Que reste-t-il du contact de deux êtres ? Quelle réaction chimique, épidermique,
psychologique à la rencontre de deux esprits, de deux corps ?
"Christophe S". Sous ce titre énigmatique se blottit un texte magnifique, paysage
intérieur d’un instant T, d’un évènement en marge de la vie telle qu’on la
connaît, chronologique et ordinaire. Une parenthèse auscultée à la loupe.
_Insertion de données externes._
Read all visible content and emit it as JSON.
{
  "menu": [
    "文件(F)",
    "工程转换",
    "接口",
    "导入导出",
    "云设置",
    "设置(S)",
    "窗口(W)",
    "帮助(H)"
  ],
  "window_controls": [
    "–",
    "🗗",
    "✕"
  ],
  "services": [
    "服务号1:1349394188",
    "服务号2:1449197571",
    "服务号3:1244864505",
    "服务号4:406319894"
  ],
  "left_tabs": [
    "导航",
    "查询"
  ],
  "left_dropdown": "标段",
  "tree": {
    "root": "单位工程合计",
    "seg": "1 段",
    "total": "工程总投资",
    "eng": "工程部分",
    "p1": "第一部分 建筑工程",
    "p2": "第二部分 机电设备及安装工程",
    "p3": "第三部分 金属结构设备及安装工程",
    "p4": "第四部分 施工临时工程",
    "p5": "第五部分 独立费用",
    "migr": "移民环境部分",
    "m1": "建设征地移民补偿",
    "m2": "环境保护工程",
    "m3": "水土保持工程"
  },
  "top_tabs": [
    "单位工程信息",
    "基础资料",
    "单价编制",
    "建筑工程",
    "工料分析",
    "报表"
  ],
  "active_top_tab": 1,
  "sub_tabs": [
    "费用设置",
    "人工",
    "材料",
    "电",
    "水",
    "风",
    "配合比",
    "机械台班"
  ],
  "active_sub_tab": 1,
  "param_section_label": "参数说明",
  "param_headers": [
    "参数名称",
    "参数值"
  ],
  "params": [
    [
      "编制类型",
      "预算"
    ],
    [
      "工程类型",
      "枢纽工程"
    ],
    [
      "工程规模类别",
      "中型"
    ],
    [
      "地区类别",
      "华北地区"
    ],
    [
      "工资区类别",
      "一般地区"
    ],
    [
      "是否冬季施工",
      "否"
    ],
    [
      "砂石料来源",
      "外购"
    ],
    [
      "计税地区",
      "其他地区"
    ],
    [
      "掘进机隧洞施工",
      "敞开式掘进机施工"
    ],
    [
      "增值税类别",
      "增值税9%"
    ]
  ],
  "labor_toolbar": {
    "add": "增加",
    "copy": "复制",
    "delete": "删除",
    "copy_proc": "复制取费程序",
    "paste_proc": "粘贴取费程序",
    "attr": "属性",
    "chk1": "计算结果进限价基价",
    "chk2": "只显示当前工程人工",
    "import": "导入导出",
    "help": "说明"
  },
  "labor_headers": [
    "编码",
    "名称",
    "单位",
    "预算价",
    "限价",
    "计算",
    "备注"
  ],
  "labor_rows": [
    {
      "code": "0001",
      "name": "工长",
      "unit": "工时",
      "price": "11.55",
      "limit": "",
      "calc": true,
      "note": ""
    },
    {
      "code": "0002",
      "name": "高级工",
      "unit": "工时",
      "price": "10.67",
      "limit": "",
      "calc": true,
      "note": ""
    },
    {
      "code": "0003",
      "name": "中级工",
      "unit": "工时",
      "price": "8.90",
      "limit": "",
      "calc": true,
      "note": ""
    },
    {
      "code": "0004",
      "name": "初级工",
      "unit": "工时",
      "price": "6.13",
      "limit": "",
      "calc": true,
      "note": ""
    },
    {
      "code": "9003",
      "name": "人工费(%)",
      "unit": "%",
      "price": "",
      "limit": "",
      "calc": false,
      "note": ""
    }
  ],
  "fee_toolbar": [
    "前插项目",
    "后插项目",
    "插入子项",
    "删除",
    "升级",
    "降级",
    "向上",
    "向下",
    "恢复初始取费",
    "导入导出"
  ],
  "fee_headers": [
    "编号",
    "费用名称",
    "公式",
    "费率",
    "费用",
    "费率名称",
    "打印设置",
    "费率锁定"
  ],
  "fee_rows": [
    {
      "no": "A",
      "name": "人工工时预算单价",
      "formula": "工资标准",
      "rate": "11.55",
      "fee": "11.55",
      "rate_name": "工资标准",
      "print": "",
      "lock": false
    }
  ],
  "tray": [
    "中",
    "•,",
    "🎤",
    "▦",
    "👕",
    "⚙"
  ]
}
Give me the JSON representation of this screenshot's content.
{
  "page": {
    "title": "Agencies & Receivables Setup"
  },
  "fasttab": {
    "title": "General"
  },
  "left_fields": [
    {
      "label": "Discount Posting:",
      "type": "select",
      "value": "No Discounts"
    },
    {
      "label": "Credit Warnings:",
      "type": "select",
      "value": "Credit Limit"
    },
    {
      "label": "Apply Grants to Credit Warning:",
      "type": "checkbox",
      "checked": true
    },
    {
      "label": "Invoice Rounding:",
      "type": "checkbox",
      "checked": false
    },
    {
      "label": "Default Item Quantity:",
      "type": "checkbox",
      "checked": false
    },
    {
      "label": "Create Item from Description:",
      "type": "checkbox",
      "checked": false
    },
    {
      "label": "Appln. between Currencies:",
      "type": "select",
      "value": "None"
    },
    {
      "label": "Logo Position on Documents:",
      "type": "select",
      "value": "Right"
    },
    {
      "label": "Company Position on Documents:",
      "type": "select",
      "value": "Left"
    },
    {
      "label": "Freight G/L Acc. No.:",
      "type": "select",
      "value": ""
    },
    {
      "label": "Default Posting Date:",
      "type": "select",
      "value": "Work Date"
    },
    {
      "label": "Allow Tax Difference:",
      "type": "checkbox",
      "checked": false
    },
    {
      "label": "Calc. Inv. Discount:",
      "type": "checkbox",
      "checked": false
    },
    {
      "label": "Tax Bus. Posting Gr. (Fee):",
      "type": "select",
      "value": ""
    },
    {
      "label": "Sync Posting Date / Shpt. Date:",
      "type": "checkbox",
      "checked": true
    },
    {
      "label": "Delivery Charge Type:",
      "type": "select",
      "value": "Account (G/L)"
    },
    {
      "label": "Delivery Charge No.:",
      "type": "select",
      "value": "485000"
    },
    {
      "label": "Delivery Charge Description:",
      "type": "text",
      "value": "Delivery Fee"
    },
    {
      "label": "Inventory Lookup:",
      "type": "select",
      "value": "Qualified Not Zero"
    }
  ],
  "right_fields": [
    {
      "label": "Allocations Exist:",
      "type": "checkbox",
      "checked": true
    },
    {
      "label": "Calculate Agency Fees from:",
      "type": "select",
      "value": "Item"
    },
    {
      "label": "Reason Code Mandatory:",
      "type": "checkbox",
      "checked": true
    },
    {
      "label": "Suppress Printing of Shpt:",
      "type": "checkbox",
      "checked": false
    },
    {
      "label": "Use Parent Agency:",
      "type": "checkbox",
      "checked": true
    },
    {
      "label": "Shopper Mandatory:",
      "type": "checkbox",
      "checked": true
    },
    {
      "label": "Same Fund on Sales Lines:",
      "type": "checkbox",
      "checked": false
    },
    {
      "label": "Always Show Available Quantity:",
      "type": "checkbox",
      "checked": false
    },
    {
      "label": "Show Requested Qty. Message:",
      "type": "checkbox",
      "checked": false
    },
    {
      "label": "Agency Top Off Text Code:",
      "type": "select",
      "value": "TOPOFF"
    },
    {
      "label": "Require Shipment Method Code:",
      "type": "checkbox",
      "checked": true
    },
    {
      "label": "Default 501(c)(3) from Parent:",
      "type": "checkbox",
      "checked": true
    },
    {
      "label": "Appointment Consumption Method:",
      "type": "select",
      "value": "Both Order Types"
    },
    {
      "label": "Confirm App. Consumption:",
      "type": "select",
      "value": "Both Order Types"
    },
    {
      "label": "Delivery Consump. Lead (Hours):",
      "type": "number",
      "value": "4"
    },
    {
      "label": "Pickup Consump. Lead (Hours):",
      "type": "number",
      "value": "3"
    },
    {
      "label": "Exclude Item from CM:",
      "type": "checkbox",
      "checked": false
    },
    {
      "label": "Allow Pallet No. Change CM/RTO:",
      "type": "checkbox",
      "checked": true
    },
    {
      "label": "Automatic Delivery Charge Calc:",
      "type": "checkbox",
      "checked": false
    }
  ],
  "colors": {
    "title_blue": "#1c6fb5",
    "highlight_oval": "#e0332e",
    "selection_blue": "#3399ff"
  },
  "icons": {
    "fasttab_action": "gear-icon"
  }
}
Un
«temps suspendu». "Christophe S" est la chronique, à la fois à vif et à distance,
réelle et imaginaire, d’une rencontre, de sa promesse et de sa dissolution. Un
poème dramatique, d’une forme mouvante et émouvante, une introspection dans
les diverses facettes d’un état donné, ses zones obscures, ses ridicules aussi.
Une femme écrit sur un homme. Sa rencontre avec cet homme. Et s’interroge
sur les hommes en général. Le Masculin. Si loin. Si proche. Clyde Chabot est
une metteur en scène extrêmement concernée par les écritures contemporaines
qui depuis quelques années puise dans sa propre intimité la matière de ses
propositions scéniques, expériences de plateau funambules, ondoyant entre
profondeur tragique et mise à distance burlesque.
Elle a couché sur le papier son aventure, de sa plume sensible et rêveuse, nourrie
de références théâtrales. Elle convoque Sarah Kane et Rodrigo Garcia dans son
exploration de l'infini sentimental. Du point de naissance du sentiment
amoureux. Elle s’écrit elle-même tout en se réinventant par le biais de l’écriture
dramatique. Et confie sa parole à une comédienne, Laëtitia Spigarelli, sur le fil
entre douleur et ironie. Sur ses talons, celle-ci tangue, elle chavire à vue. Elle
traverse à son tour les étapes de cette histoire douloureuse. A ses côtés, en
contrepoint lyrique, apparaissant, disparaissant, Julien Marine, contre-ténor,
semble le fantôme de l’homme évoqué. Mirage de chair. Sa voix s’envole dans
les aigus tandis que Laëtitia s’effondre, tente de se reprendre, revit la scène
comme un film qu’on se repasserait en boucle, pour mieux ramener l’absent.
Mais elle tourne en rond, ne brasse que ses propres mots sans réponse, passe
d’un point à un autre de sa mémoire dans une scénographie éclatée où chaque
espace a des airs de petit autel de fortune. Là une bougie, un lecteur CD, une
plante verte. Ici des livres à même le sol, paysage littéraire, ersatz de
bibliothèque. En avant-scène, un pupitre en bois avec micro, chaire où se libère
le flot de questions, de suppositions, d’extrapolations.
"Christophe S" est la prière d’une femme romantique et cultivée, son incantation
à l’homme volatilisé. Un bouleversant adieu.